Un ex-présentateur des JT de midi bombardé candidat à une présidentielle martienne, hurlait il y a quelques années en meeting : «Le Hamas vaincra!» Ce petit homme vert est fréquemment interrogé par ses anciens confrères sur les micro-événements de la campagne actuelle comme porte-voix du courant politique qu’il incarne. Médias dont la prêtresse du 20 heures de la première chaîne européenne opte, pour les défendre, de séniliser une accusation du président du CRIF concernant leurs responsabilités relatives dans la perception qu’ils donnent des victimes arabes du conflit israélo-palestinien, qu’elle qualifie de «polémique» attribuable à l’émotion du moment. La personnalité décrite par ceux qui ont côtoyé Merah désarçonne les commentateurs. Quand on souhaite ardemment tomber de son cheval, un rien vous fait chuter. Il disait toujours bonjour. Il n’hésitait pas à rendre service, par exemple, il avait aidé ses voisins à transporter un canapé. Et puis, les vidéos. Le sourire presque enfantin de Mohamed. Le sourire attendrissant de Mohamed tirant à bout touchant dans la tête d’Aryeh, 5 ans, de Gabriel, 4 ans. Le sourire attendrissant de Mohamed courant après Myriam, 7 ans, l’attrapant par les cheveux, posant son Colt contre sa tempe, et appuyant sur la gâchette. Je demeure persuadé de ce que la prévention doit de loin dominer la répression en matière d’éducation, et j’ajouterai ce nombre à la somme athéologique, ce nombre proéminent, ce nombre protubérant de membres du corps enseignant qui aurait pu signer des deux mains la déclaration de Mrs Ashton, hommes et femmes d’influence formés par les anciens compagnons de route de Pierre Goldman, ceux-là même qui alors qu’il se refusait à trahir l’idéal qu’il portait tellement mieux, tellement plus réellement qu’eux tous, l’ont rejeté dans l’angle mort d’un socialisme juif conduit à fuir d’un côté les manifestations antisionistes de ses camarades communistes, et de l’autre, les manifestations communautaires de la rue des Rosiers au moment de la guerre des Six jours. Leur influence sur la jeunesse française est considérable. Leur nombre n’est nullement négligeable.

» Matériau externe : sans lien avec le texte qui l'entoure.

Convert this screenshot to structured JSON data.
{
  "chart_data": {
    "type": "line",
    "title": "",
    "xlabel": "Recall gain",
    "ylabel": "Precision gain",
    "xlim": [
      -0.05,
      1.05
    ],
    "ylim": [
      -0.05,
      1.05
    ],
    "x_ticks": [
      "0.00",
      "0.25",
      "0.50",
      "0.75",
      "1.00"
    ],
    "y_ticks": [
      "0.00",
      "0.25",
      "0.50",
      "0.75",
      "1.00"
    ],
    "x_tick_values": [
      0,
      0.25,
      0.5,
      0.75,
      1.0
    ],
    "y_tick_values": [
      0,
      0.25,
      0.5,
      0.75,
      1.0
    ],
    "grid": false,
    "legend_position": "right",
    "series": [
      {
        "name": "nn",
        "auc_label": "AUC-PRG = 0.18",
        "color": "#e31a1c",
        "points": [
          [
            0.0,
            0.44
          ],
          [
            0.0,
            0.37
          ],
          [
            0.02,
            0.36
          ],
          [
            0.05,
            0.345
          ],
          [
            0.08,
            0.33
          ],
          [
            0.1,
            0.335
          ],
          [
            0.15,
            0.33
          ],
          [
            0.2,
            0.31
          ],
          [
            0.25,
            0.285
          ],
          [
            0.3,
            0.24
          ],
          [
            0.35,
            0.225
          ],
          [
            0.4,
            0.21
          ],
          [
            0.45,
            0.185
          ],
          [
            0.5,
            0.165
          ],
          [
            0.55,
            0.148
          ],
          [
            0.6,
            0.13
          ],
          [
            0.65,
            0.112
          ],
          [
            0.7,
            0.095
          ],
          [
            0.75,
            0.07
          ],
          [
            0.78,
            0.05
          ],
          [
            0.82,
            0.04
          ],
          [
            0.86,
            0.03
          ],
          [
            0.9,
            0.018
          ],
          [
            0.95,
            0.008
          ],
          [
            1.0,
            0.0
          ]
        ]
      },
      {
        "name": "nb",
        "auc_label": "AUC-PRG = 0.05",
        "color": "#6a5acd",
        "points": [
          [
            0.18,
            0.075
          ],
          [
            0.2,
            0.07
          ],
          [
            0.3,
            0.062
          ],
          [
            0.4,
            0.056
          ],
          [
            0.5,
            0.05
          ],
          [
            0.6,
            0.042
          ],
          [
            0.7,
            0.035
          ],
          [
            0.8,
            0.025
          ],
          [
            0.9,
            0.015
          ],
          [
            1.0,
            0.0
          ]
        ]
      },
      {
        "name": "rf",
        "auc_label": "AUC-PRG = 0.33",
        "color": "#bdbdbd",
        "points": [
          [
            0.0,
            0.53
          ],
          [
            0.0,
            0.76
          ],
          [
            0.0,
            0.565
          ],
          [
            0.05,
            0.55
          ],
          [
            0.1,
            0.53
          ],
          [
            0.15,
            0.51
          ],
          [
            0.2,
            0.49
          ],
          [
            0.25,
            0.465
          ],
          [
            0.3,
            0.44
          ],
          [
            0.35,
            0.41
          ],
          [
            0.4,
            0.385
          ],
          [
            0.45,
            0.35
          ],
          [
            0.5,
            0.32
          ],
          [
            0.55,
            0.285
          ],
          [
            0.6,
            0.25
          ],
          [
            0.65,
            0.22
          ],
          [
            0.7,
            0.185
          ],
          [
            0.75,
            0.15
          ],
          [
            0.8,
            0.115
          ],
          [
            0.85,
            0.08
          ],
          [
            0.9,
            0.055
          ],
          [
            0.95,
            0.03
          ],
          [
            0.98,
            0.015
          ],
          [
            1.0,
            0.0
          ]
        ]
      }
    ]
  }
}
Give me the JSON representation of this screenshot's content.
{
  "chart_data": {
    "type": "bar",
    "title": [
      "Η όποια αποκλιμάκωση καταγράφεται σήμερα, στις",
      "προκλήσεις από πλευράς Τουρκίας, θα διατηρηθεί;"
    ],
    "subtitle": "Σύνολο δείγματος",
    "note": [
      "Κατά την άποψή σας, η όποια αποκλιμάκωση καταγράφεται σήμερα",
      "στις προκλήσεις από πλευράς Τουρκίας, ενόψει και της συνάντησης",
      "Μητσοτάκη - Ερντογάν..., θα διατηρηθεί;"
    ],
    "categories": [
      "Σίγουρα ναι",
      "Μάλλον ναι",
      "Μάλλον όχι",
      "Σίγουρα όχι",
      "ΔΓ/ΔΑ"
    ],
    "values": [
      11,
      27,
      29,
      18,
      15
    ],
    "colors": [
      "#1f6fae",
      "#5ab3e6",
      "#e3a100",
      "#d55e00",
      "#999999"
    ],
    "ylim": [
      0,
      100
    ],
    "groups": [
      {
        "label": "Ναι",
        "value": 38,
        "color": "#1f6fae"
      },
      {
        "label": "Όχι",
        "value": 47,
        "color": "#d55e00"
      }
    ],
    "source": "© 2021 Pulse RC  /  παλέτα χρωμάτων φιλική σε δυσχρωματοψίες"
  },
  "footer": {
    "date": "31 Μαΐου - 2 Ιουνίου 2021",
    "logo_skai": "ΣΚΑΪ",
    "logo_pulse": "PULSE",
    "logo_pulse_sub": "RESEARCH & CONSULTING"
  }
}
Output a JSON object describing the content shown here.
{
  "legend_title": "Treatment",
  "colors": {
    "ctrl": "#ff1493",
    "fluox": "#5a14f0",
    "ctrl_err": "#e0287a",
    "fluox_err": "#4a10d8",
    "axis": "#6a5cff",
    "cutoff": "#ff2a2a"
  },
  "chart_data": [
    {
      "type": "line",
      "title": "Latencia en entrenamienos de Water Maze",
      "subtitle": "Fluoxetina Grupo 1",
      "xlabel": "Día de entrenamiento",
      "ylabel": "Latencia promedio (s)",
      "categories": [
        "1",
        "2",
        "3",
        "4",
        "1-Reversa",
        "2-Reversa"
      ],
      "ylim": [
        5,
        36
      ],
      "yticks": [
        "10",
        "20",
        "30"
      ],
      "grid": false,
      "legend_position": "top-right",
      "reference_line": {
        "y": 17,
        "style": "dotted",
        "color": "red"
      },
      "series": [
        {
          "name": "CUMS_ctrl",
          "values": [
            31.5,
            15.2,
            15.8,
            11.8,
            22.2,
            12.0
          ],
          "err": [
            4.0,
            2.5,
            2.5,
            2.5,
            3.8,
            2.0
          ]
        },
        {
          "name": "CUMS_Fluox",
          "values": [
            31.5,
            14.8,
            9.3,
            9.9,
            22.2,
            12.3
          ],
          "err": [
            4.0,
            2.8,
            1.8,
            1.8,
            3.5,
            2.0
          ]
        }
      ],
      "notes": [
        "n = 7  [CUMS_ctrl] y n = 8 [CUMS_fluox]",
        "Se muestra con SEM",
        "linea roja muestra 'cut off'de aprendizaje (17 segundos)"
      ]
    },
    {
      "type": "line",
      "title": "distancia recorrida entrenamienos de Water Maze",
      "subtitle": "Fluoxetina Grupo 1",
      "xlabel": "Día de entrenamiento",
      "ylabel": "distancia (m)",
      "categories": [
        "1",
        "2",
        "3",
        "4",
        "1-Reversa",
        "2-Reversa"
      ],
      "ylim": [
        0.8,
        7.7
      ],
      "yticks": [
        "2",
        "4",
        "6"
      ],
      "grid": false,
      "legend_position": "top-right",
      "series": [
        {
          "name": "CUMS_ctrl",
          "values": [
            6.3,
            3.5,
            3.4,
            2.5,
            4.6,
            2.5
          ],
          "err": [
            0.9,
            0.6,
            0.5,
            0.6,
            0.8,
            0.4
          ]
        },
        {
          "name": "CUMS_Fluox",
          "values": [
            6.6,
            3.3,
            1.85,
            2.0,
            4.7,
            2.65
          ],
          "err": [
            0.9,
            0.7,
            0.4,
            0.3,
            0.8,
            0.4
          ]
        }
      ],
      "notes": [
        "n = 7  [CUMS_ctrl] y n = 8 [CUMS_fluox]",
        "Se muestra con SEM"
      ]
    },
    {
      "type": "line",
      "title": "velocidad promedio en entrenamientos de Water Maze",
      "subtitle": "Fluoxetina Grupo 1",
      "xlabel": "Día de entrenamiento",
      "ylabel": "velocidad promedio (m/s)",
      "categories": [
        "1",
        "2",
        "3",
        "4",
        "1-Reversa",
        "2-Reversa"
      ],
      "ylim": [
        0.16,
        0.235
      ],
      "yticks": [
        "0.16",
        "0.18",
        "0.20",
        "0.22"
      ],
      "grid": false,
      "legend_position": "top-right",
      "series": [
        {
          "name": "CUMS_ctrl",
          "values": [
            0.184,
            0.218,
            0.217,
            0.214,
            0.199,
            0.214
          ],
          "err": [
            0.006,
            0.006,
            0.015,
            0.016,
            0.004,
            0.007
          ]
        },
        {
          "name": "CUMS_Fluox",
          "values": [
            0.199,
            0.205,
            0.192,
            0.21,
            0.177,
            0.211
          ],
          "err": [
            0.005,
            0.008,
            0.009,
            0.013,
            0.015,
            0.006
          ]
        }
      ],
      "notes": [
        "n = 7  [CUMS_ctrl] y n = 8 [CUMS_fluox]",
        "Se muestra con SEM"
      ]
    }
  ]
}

Les méfaits du progressisme ne sont pas un reste mutant de l’Histoire de la droite. Ils appartiennent entièrement à l’Histoire de la gauche, laquelle se grandirait à ne plus repousser aux lendemains qui déchantent l’inventaire exhaustif de son bilan, néanmoins largement positif, ce qui à première vue devrait faciliter la tâche, et couper l’herbe sous les semelles pataudes qui écrasent ses pieds nus.
Je ne suis pas sur que l’antisemitisme « classique » baisse en France.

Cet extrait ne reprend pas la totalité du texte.